Jarvis Cochrane - An Experiment With Binary Multiplication

Some years ago I found myself puzzling over how hardware multipliers work. Honestly, I’m not sure why! Perhaps for the same reason some people do cryptic crosswords?

I’ve known about half- and full-adder circuits for a long time, and I reckon I could draw up the necessary arrangement of logic gates by working backwards from the truth table, but hardware multipliers were a mysterious black box.

I could have just looked up the Wikipedia page, but I thought it would be an interesting thing to try and puzzle out from first principles while walking the dog. Some people do crosswords…

The naive way of doing multiplication (x × y) is just to add x to itself y times. That is: 3 × 5 = 15 is 3 + 3 + 3 + 3 + 3 = 15 or literally 5 times 3.

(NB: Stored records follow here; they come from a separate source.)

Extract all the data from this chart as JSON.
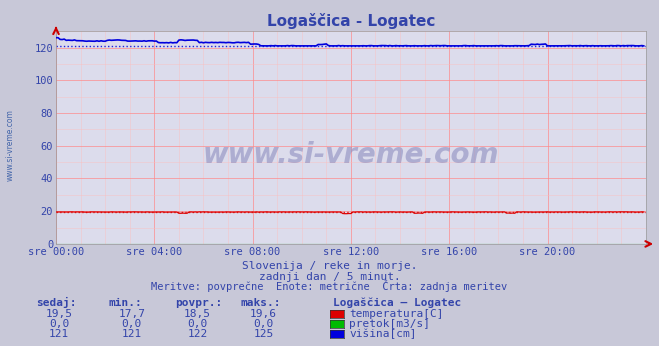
{
  "title": "Logaščica - Logatec",
  "background_color": "#c8c8d8",
  "plot_bg_color": "#dcdcec",
  "grid_color_major": "#ff8888",
  "grid_color_minor": "#ffbbbb",
  "xlim": [
    0,
    288
  ],
  "ylim": [
    0,
    130
  ],
  "yticks": [
    0,
    20,
    40,
    60,
    80,
    100,
    120
  ],
  "xtick_labels": [
    "sre 00:00",
    "sre 04:00",
    "sre 08:00",
    "sre 12:00",
    "sre 16:00",
    "sre 20:00"
  ],
  "xtick_positions": [
    0,
    48,
    96,
    144,
    192,
    240
  ],
  "temp_color": "#dd0000",
  "flow_color": "#00bb00",
  "height_color": "#0000dd",
  "watermark": "www.si-vreme.com",
  "watermark_color": "#8888bb",
  "subtitle1": "Slovenija / reke in morje.",
  "subtitle2": "zadnji dan / 5 minut.",
  "subtitle3": "Meritve: povprečne  Enote: metrične  Črta: zadnja meritev",
  "legend_title": "Logaščica – Logatec",
  "legend_items": [
    {
      "label": "temperatura[C]",
      "color": "#dd0000"
    },
    {
      "label": "pretok[m3/s]",
      "color": "#00bb00"
    },
    {
      "label": "višina[cm]",
      "color": "#0000dd"
    }
  ],
  "table_headers": [
    "sedaj:",
    "min.:",
    "povpr.:",
    "maks.:"
  ],
  "table_data": [
    [
      "19,5",
      "17,7",
      "18,5",
      "19,6"
    ],
    [
      "0,0",
      "0,0",
      "0,0",
      "0,0"
    ],
    [
      "121",
      "121",
      "122",
      "125"
    ]
  ],
  "sidebar_text": "www.si-vreme.com",
  "sidebar_color": "#4466aa",
  "text_color": "#3344aa",
  "n_points": 288
}
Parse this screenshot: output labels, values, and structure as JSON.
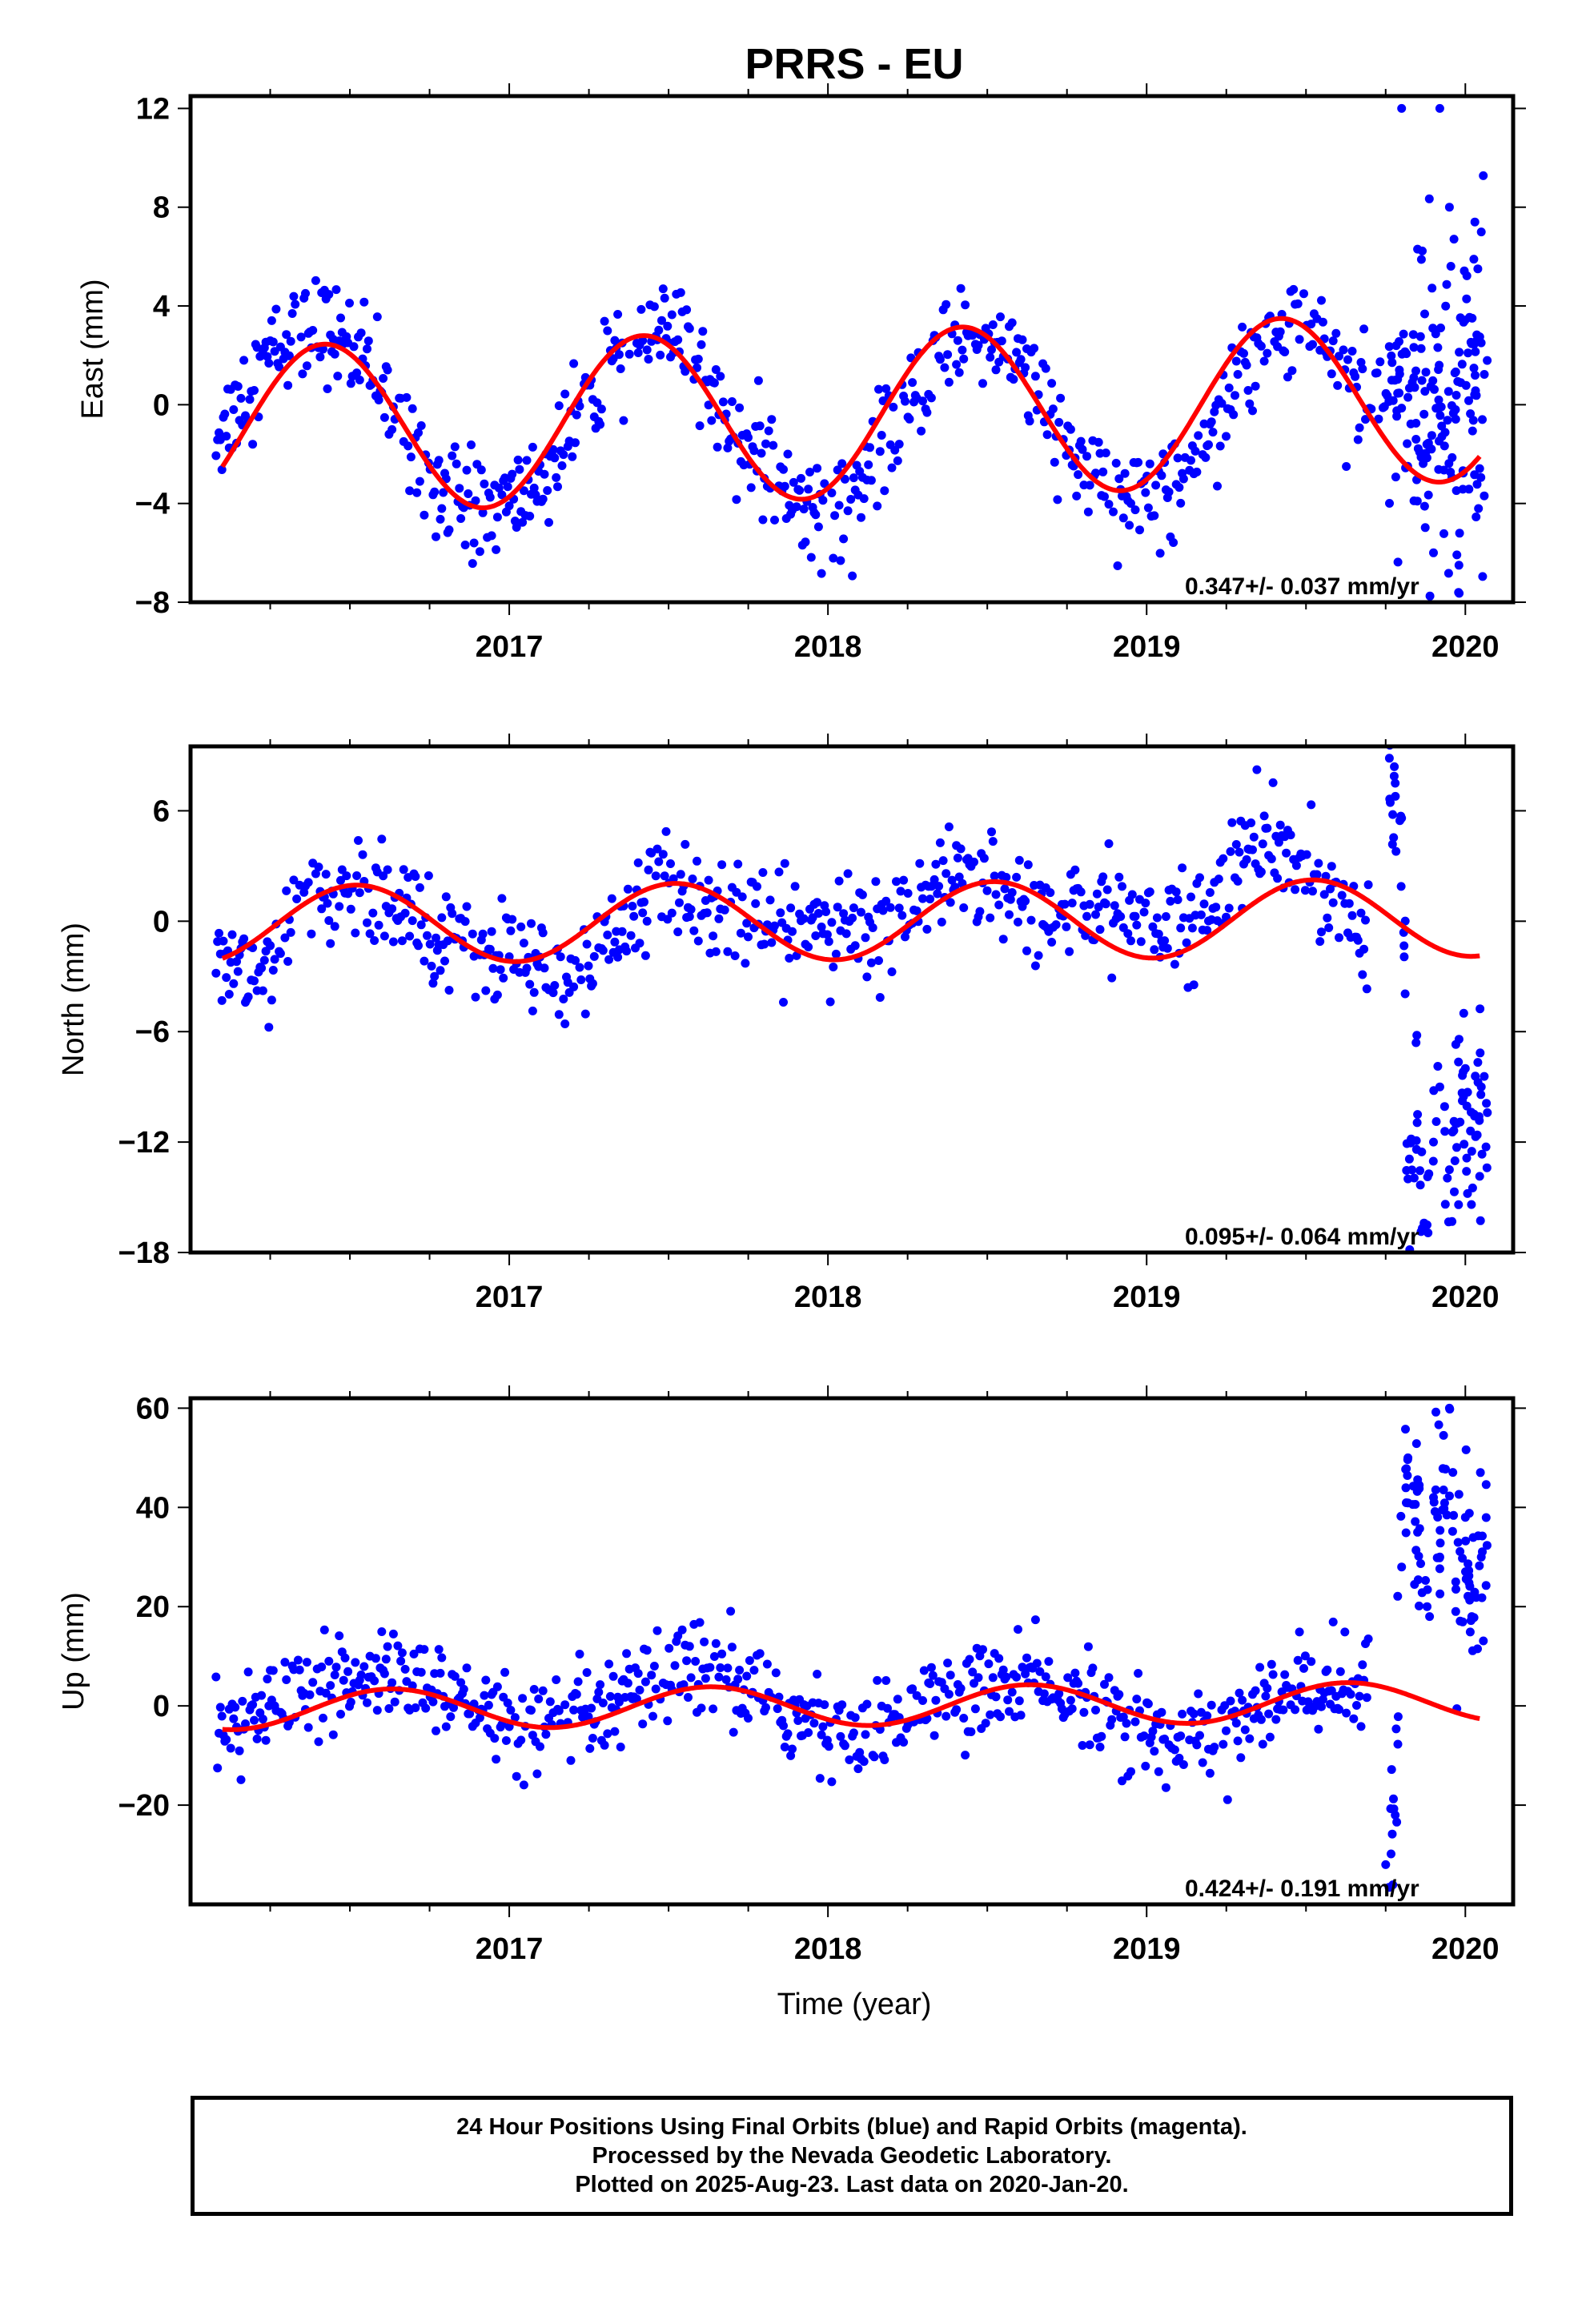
{
  "title": "PRRS - EU",
  "footer": {
    "line1": "24 Hour Positions Using Final Orbits (blue) and Rapid Orbits (magenta).",
    "line2": "Processed by the Nevada Geodetic Laboratory.",
    "line3": "Plotted on 2025-Aug-23. Last data on 2020-Jan-20."
  },
  "colors": {
    "points": "#0000ff",
    "fit": "#ff0000",
    "frame": "#000000"
  },
  "chart_data": [
    {
      "type": "scatter",
      "ylabel": "East (mm)",
      "xlabel": "",
      "xlim": [
        2016.0,
        2020.15
      ],
      "ylim": [
        -8,
        12.5
      ],
      "xticks": [
        2017,
        2018,
        2019,
        2020
      ],
      "yticks": [
        -8,
        -4,
        0,
        4,
        8,
        12
      ],
      "rate_label": "0.347+/- 0.037 mm/yr",
      "fit": {
        "mean": -0.4,
        "trend": 0.347,
        "t0": 2018.0,
        "amp": 3.4,
        "peak": 2016.42
      },
      "x": [
        2016.1,
        2016.2,
        2016.3,
        2016.4,
        2016.5,
        2016.6,
        2016.7,
        2016.8,
        2016.9,
        2017.0,
        2017.1,
        2017.2,
        2017.3,
        2017.4,
        2017.5,
        2017.6,
        2017.7,
        2017.8,
        2017.9,
        2018.0,
        2018.1,
        2018.2,
        2018.3,
        2018.4,
        2018.5,
        2018.6,
        2018.7,
        2018.8,
        2018.9,
        2019.0,
        2019.1,
        2019.2,
        2019.3,
        2019.4,
        2019.5,
        2019.6,
        2019.7,
        2019.75,
        2019.8,
        2019.85,
        2019.9,
        2019.95,
        2020.0,
        2020.05
      ],
      "y": [
        -1.0,
        1.2,
        2.8,
        3.2,
        2.4,
        0.6,
        -1.6,
        -3.4,
        -4.2,
        -4.1,
        -3.0,
        -1.1,
        1.1,
        2.6,
        2.9,
        1.6,
        -0.6,
        -2.7,
        -3.9,
        -4.2,
        -3.3,
        -1.3,
        1.0,
        2.7,
        3.0,
        1.8,
        -0.5,
        -2.6,
        -3.8,
        -3.9,
        -2.8,
        -0.9,
        1.5,
        3.2,
        3.3,
        2.1,
        0.3,
        -0.4,
        2.0,
        -1.5,
        0.8,
        -3.0,
        3.5,
        1.0
      ],
      "outliers_x": [
        2019.8,
        2019.85,
        2019.9,
        2019.92,
        2019.95,
        2019.98,
        2020.03,
        2020.05
      ],
      "outliers_y": [
        12.0,
        6.3,
        -6.0,
        12.0,
        8.0,
        -6.5,
        7.4,
        7.0
      ]
    },
    {
      "type": "scatter",
      "ylabel": "North (mm)",
      "xlabel": "",
      "xlim": [
        2016.0,
        2020.15
      ],
      "ylim": [
        -18,
        9.5
      ],
      "xticks": [
        2017,
        2018,
        2019,
        2020
      ],
      "yticks": [
        -18,
        -12,
        -6,
        0,
        6
      ],
      "rate_label": "0.095+/- 0.064 mm/yr",
      "fit": {
        "mean": 0.0,
        "trend": 0.095,
        "t0": 2018.0,
        "amp": 2.1,
        "peak": 2016.52
      },
      "x": [
        2016.1,
        2016.2,
        2016.3,
        2016.4,
        2016.5,
        2016.6,
        2016.7,
        2016.8,
        2016.9,
        2017.0,
        2017.1,
        2017.2,
        2017.3,
        2017.4,
        2017.5,
        2017.6,
        2017.7,
        2017.8,
        2017.9,
        2018.0,
        2018.1,
        2018.2,
        2018.3,
        2018.4,
        2018.5,
        2018.6,
        2018.7,
        2018.8,
        2018.9,
        2019.0,
        2019.1,
        2019.2,
        2019.3,
        2019.4,
        2019.5,
        2019.6,
        2019.7
      ],
      "y": [
        -2.4,
        -2.8,
        -1.0,
        0.8,
        2.0,
        1.4,
        0.2,
        -0.6,
        -1.4,
        -1.8,
        -2.6,
        -3.4,
        -1.5,
        0.9,
        2.0,
        1.5,
        0.4,
        -0.4,
        -0.2,
        0.0,
        -0.8,
        -0.4,
        1.1,
        1.9,
        2.6,
        1.0,
        0.2,
        0.5,
        1.0,
        0.3,
        -1.1,
        0.8,
        3.5,
        3.8,
        3.1,
        1.0,
        -0.4
      ],
      "offset_x": [
        2019.78,
        2019.8,
        2019.82,
        2019.85,
        2019.88,
        2019.9,
        2019.92,
        2019.95,
        2019.97,
        2020.0,
        2020.02,
        2020.05
      ],
      "offset_y": [
        7.5,
        5.6,
        -14.0,
        -10.5,
        -16.5,
        -12.0,
        -9.0,
        -13.5,
        -11.0,
        -8.0,
        -12.5,
        -9.0
      ]
    },
    {
      "type": "scatter",
      "ylabel": "Up (mm)",
      "xlabel": "Time (year)",
      "xlim": [
        2016.0,
        2020.15
      ],
      "ylim": [
        -40,
        62
      ],
      "xticks": [
        2017,
        2018,
        2019,
        2020
      ],
      "yticks": [
        -20,
        0,
        20,
        40,
        60
      ],
      "rate_label": "0.424+/- 0.191 mm/yr",
      "fit": {
        "mean": 0.0,
        "trend": 0.424,
        "t0": 2018.0,
        "amp": 4.0,
        "peak": 2016.63
      },
      "x": [
        2016.1,
        2016.2,
        2016.3,
        2016.4,
        2016.5,
        2016.6,
        2016.7,
        2016.8,
        2016.9,
        2017.0,
        2017.1,
        2017.2,
        2017.3,
        2017.4,
        2017.5,
        2017.6,
        2017.7,
        2017.8,
        2017.9,
        2018.0,
        2018.1,
        2018.2,
        2018.3,
        2018.4,
        2018.5,
        2018.6,
        2018.7,
        2018.8,
        2018.9,
        2019.0,
        2019.1,
        2019.2,
        2019.3,
        2019.4,
        2019.5,
        2019.6,
        2019.7
      ],
      "y": [
        -6.0,
        -3.0,
        1.5,
        3.0,
        4.5,
        6.0,
        6.5,
        2.0,
        -1.0,
        -4.0,
        -4.5,
        -3.0,
        -1.5,
        2.0,
        6.0,
        7.5,
        4.5,
        1.5,
        -2.0,
        -4.0,
        -4.5,
        -3.0,
        -1.0,
        1.5,
        4.0,
        5.5,
        4.0,
        1.0,
        -2.5,
        -6.5,
        -7.0,
        -5.0,
        -2.0,
        1.5,
        3.5,
        4.5,
        2.0
      ],
      "offset_x": [
        2019.75,
        2019.78,
        2019.8,
        2019.82,
        2019.85,
        2019.88,
        2019.9,
        2019.92,
        2019.95,
        2019.97,
        2020.0,
        2020.02,
        2020.05
      ],
      "offset_y": [
        -32.0,
        -22.0,
        28.0,
        50.0,
        35.0,
        20.0,
        42.0,
        30.0,
        60.0,
        25.0,
        38.0,
        18.0,
        30.0
      ]
    }
  ]
}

In C code this would look something like:

uint32_t mul(uint16_t x, uint16_t y) {
    uint32_t r = 0;
    while (y) {
        r += x;
        y--;
    }
    return r;
}

And, actually, this works fine. The performance is linear - O(y). Larger values of y just mean more iterations through the loop.

But surely there’s a better way!

After puzzling over this for quite a while, I twigged that each 1 bit in the multiplier y represents an addition of the multiplicand x to the result, left shifted to the position of that 1 bit. 🤯

When we do ‘long’ multiplication by hand, we multiply x by the least significant digit of y, then multiply x again by the next least significant digit of y, recording the result one column over, and so on. Finally, we add all the intermediate results to get the answer.

    38 ; x
  x 52 ; y
  ----
    76 ; = 2 x 38
+ 1900 ; = 5 x 38 x 10
  ----
  1976

In binary, you can use the same process, but every multiplication step multiplies by only zero or one! I’m going to use smaller numbers in my example just to show the principle.

     0011 ; x = 3
   x 0101 ; y = 5
-----------
     0011 ; = 3
    00000
   001100 ; = 12 or 0011 <<= 2
+ 0000000
---------
  0001111 ; = 15!

Eureka!

This translates naturally(!) into:

uint32_t multiply(uint16_t x, uint16_t y) {
    uint32_t r = 0;
    uint32_t xx = x;    // Promote x to prevent overflow

    while (xx && y) {
        if (y & 1) r+=xx;
        y >>= 1;
        xx <<= 1;
    }
    return r;
}

A couple of details to note - especially if you don’t read C as a second language:

The x parameter has to be promoted to a larger type so the value can be left-shifted (xx <<= 1) without overflowing.
The if (y & 1) r+=xx line tests the least significant bit of y, and adds the current (shifted) value of xx to the result r.
y >>= 1 shifts y to the right.
As far as I know, this is only correct for positive integers.

I must admit I was pretty pleased with this! It’s notably faster than the naive solution. The time to perform the multiplication varies by the size of y - O(log y), not its value - O(y).

For example, let’s say we double the size of the multiplier y from 8 to 16 bits (like it’s the 1980s!). Using the naive addition method, a multiplication will take 256 times longer to complete. Using the shift and add method, it’s only doubled!

Though I was pleased to have worked this out, I knew it couldn’t be original work, but it wasn’t until I gave the code to Claude to review that I found out it’s called ‘Egyptian’ or ‘Russian Peasant’ multiplication and long predates the common use of binary!

Actually, that’s probably the coolest thing about this - Russian peasants and Egyptian scribes were using binary multiplication to do arithmetic centuries before the difference engine was a twinkle in Mr Babbage’s eye!